Supabase ETL captures changes from your Postgres tables using change-data-capture (CDC)
Changes stream in near real-time to Analytics Buckets (or BigQuery)
Analytics Buckets store your data in columnar Parquet format on S3, built on Apache Iceberg
You query the data with tools like DuckDB, PyIceberg, or Apache Spark

Columnar storage is dramatically faster for analytical queries. A query that scans a single column across 100 million rows only reads that column, not the entire row. Compression ratios are higher. Query times drop from minutes to seconds.

When to use ETL and Analytics Buckets instead of Read Replicas:

Your analytical queries scan millions of rows regularly
You need to retain historical data for years without bloating your database
You want 30-90% storage cost savings on large datasets
You need a complete audit trail with time-travel capabilities
Your data team wants to use specialized analytics tools (Spark, DuckDB, Python notebooks)

When Read Replicas are still the right choice:

Your analytics queries are moderately heavy but not massive
You want your data team to use the same SQL they already know
You need the simplest possible setup with no new tools
You also need geo-distribution, which ETL does not provide

A common pattern: use both. Keep 90 days of data in Postgres for fast operational queries. Stream everything to Analytics Buckets for long-term retention and heavy analytics. Your application queries Postgres. Your data team queries Analytics Buckets for historical trends. You get speed where you need it and cost efficiency where you need that.

Multigres: the future of horizontal write scaling#

Read Replicas scale reads. Bigger compute scales everything, but only so far. What happens when you max out the largest compute tier and your workload is write-heavy?

This is the problem Multigres is designed to solve. Multigres is a database proxy layer that brings Vitess-style horizontal scaling to Postgres. Vitess powers some of the largest MySQL deployments in the world (YouTube, Slack, GitHub). Multigres adapts that architecture for Postgres.

What Multigres enables:

Sharding: distribute data across multiple Postgres instances
Query routing: direct queries to the right shard automatically
Failover: automatic high availability without manual intervention
Gradual scaling: start with connection pooling, grow into sharding as needed

Multigres is still early (open source under Apache 2.0, currently seeking design partners). But it represents Supabase's long-term answer to the question: what do I do when vertical scaling runs out and Read Replicas are not enough?

For most workloads today, the answer is still bigger compute or Read Replicas. But if you are building something that will eventually need true horizontal write scaling, Multigres is worth watching.

Getting started#

If you have decided Read Replicas are right for your workload:

Go to Project Settings > Infrastructure in your Supabase Dashboard
Click Add Read Replica
Select a region (same region for analytics isolation, different region for geo-distribution)
Choose a compute size (can match primary or be smaller for analytics-only workloads)

The replica provisions in a few minutes.

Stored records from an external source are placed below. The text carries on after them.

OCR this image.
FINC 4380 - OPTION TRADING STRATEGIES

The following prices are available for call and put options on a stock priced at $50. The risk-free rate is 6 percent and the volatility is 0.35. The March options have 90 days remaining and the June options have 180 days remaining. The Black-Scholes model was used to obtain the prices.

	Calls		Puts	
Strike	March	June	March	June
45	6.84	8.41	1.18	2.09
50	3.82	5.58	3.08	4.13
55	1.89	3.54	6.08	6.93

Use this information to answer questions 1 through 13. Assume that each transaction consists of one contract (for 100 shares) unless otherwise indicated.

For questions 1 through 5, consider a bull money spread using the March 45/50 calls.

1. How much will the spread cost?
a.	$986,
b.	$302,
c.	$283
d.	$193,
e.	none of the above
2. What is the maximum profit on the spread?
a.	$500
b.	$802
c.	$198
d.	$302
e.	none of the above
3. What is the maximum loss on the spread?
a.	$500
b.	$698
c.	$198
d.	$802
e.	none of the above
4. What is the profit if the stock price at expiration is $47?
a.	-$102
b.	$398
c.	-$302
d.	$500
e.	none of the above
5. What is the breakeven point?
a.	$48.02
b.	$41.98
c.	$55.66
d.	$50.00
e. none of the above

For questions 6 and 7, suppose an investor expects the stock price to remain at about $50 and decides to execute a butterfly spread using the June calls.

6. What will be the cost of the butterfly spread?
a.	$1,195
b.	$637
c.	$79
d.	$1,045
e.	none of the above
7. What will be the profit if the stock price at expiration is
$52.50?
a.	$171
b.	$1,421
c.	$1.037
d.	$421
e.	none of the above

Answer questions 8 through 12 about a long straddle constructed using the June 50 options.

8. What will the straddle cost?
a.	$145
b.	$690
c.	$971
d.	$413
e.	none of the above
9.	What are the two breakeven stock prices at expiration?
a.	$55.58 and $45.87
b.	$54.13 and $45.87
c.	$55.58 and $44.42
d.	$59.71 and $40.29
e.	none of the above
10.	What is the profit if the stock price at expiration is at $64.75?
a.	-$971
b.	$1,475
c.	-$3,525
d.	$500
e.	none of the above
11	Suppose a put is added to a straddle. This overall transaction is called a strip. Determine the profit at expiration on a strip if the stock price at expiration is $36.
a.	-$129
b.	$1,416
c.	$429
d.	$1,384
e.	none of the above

You will get a dedicated connection string. For analytics tools, use that connection string directly. For application traffic, the API load balancer handles routing automatically.

Read the full setup guide in the documentation.

Summary#

Factor	Choose bigger compute	Choose Read Replicas
Workload	Write-heavy or balanced	Read-heavy (80%+)
Current tier	Below 16XL	At or approaching 16XL
Complexity tolerance	Want simplicity	Can handle routing
Use case	General scaling	Analytics isolation, geo-distribution
Code changes	None required	Minimal (connection strings for analytics)

Both paths work. The right choice depends on where your bottleneck actually is. Diagnose first, then scale appropriately.